How Indian Ocean pirates left me shaking with fear

After five months at sea, Emma Bamford reports on the hijackers making sailing homewards more dangerous than ever

I am sitting at the helm of the sailing yacht Gillaroo in the middle of the Indian Ocean, about four days away from Oman, and I am shaking with fear. When I got up for my shift on watch this morning we had had an email from a friend in the UK, telling us about the Somali pirate hijacking of the American yacht Quest two days ago.

The owners, an older couple, and their two crew members were taken less than 200 miles from where we are now. I feel incredibly vulnerable.

For the past five months I have been sailing around South East Asia on the Irish-flagged 48ft catamaran Gillaroo. Before we left Galle in Sri Lanka on 12 February there were rumours among the yachting community that pirate attacks this year would strike further east than ever before. One captain stated boldly that "this will be the first year that not all cruising boats get through to the Red Sea".

For Gillaroo it was a concern but one to be pushed to the back of our minds. Our catamaran is nearly on the home straight, having set sail west to navigate in 2008 on a three-year trip that took in the Canaries, Caribbean, Panama canal, South Pacific islands, New Zealand and Asia. From Sri Lanka there are only two ways back to Europe: around the Cape of Good Hope and through the Gulf of Aden.

On board Dublin-registered Gillaroo is the captain, Tyrone Currie, a boat-builder from Northern Ireland, and two volunteer crew – Moe Kafer, a UK-based Canadian photographer who joined two days before we left Sri Lanka, and myself. A Spanish couple pulled out just before we set off because they were worried about pirates. We pooh-poohed their fears then. Now, helpless and 600 miles from safety, I wonder if theirs was the right decision.

Right now there are about 90 cruising boats heading north-west from Sri Lanka, India and the Maldives to the Red Sea via Oman and Yemen. The north-east monsoon brings with it a short weather window with good winds to make the passage.

We were not unaware of the risks. Two cargo ships were hijacked by Somali pirates on 8 and 9 February. We contacted the various authorities tasked with patrolling the waters and monitoring the area – the combined European naval forces (EU NAVFOR), the UK Maritime Trade Organisation (UKMTO) and the Maritime Security Centre, Horn of Africa (MSCHOA) – and registered our details with them. We were promised that they would track our position and email to warn us of any pirate activity in the vicinity so we could alter our course if need be. They have failed to do so. Their priority is to the food ships going to and from Africa, not to the 200-plus husbands and wives, friends and children sailing towards home in the same waters in slow boats with no weapons to protect themselves.
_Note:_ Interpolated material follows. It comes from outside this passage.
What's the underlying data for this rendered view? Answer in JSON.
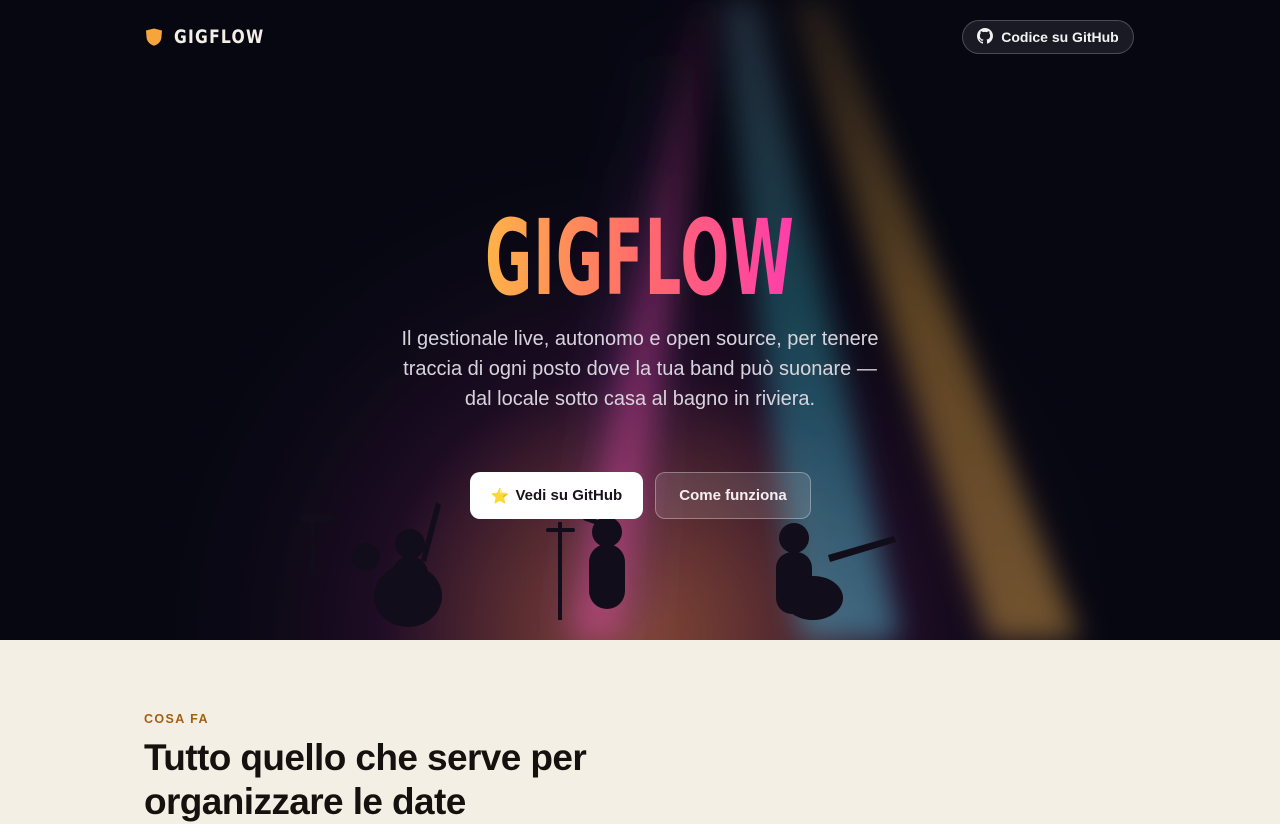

There is a patrolled "transit corridor" running through the Gulf of Aden, from Oman to Yemen, along which boats are advised to travel in small groups, or convoys, in order to minimise the risk of attack. The corridor was established in an area where pirate activity was previously highest. Pirates would set off from the coast of Somalia in small open boats, or skiffs. The size of their vessels restricted their range, therefore most attacks were relatively close to shore. Wildly high on qat, a chewable narcotic leaf, there is allegedly little reasoning with them. The saving grace is that they tend not to shoot their hostages. Instead they hold them for, in some cases, more than a year, as with the British sailing couple Paul and Rachel Chandler, until their ransom is paid.

But lately their technique has changed and it is this that has enabled them to strike further away from Somalia's coast, rendering the Arabian Sea and Indian Ocean dangerous. Now they deploy mother ships – much bigger vessels that can travel faster and therefore further. Sometimes these mother ships are boats that have themselves been hijacked. From these they can launch their smaller skiffs to approach their targets.

There are scant precautions we can take. Twice a day, over the shortband radio, we talk to other boats we know who are crossing the Indian Ocean. We all give our positions in code – our distance from and bearing to a specific location we all have the co-ordinates of. There is a feeling of relief when we hear one of our friends has made it to Oman safely. We use no lights at night; if a sail needs changing, we do it in the dark. What seemed like a fairly benign ocean for the past week has now taken on a menacing quality.

We don't know what to do or what will happen. If the pirates with the Quest's crew head straight back to the Somali coast, they will cross our path. The equally frightening scenario is they may hang around in the area.

All around me is clear horizon with not even a cargo ship to break its line. What lies beyond that horizon is anyone's guess – a clear path of blue water to Oman or a mother ship of Somalian pirates with guns waiting? I have four days to wonder.